FAQ: Short answers built around real examples

Q: Can you give a simple example of finding an empirical formula from percent composition?
Yes. A classic example of this process is a compound that is 40.0% C, 6.7% H, and 53.3% O by mass. Assuming 100 g, converting to moles, and normalizing the ratios leads to an empirical formula of CH₂O. This is one of the most widely used examples of empirical formula from percent composition in introductory chemistry.

Q: How do I know if my mole ratios are correct in these examples of empirical formula calculations?
After dividing by the smallest mole value, check whether the numbers are very close to whole numbers or simple fractions like 1.5, 2.0, 2.5, or 3.0. If you get 1.50, 2.00, and 3.00, multiply all by 2 to clear the half.
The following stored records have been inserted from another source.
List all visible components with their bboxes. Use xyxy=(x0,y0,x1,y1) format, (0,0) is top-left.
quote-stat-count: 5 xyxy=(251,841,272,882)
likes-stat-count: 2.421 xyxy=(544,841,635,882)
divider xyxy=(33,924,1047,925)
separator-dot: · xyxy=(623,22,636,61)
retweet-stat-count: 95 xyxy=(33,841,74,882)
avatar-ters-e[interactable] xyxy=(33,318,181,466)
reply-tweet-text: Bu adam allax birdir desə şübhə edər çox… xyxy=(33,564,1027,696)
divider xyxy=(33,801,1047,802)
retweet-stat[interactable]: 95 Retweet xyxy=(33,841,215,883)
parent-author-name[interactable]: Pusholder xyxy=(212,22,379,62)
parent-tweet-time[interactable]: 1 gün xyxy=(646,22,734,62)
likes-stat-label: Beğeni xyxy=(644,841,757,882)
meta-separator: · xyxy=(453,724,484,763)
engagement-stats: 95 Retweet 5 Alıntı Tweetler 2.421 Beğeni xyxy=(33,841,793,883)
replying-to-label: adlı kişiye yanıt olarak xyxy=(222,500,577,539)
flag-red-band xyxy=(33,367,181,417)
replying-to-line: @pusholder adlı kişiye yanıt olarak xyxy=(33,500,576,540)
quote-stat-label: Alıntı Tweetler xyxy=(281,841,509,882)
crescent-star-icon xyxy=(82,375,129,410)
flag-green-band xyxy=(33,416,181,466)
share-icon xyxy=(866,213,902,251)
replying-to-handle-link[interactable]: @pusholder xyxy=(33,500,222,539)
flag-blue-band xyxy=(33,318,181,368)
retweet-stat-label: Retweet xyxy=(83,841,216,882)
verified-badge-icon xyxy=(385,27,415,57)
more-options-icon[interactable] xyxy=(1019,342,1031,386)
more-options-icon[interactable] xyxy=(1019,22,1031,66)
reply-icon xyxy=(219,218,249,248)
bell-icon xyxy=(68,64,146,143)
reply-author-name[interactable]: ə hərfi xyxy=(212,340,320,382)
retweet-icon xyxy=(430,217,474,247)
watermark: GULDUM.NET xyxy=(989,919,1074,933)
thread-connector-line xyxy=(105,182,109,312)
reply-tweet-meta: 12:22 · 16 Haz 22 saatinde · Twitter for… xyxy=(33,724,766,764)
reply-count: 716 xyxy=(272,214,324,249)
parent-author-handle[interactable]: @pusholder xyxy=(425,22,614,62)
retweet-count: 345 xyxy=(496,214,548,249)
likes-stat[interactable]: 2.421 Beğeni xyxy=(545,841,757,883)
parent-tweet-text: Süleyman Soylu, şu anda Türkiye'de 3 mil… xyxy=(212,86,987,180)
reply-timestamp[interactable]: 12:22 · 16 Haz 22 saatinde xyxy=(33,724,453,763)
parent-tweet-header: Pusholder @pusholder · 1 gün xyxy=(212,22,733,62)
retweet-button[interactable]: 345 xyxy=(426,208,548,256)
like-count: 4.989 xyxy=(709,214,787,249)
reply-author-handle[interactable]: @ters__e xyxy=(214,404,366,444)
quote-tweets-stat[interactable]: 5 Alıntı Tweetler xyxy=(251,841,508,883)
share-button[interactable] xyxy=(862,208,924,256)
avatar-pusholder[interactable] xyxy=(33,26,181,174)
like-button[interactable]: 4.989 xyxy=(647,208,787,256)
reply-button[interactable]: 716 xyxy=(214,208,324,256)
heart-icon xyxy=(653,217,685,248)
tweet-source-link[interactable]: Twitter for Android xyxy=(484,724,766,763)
Comparing your result to known patterns (such as CH₂O for carbohydrates or NO₂ for nitrogen oxides) can also help you spot unrealistic answers.

Q: Are there real-world examples of empirical formula from percent composition outside the classroom?
Absolutely. Environmental chemists analyzing air pollutants, pharmaceutical chemists checking the composition of new drug candidates, and materials scientists characterizing new compounds all use percent composition data to confirm empirical formulas. These are not just made-up textbook problems.

Q: What’s the difference between an example of empirical formula and an example of molecular formula?
An empirical formula shows the simplest whole-number ratio of atoms (like CH₂O), while a molecular formula shows the actual number of atoms in a molecule (like C₆H₁₂O₆). Multiple molecular formulas can share the same empirical formula, which is why percent composition alone can’t tell you everything about structure.

Q: Where can I find reliable reference data for atomic masses when working through these examples?
For accurate atomic weights and related data, chemists often use resources from the National Institute of Standards and Technology at nist.gov. University general chemistry pages (.edu) are also reliable for quick periodic tables and worked examples.

If you can comfortably walk through each of these examples of empirical formula examples from percent composition, you’re in good shape for both exams and real lab work. The math is repetitive by design; the more you practice on real examples, the more automatic the process becomes.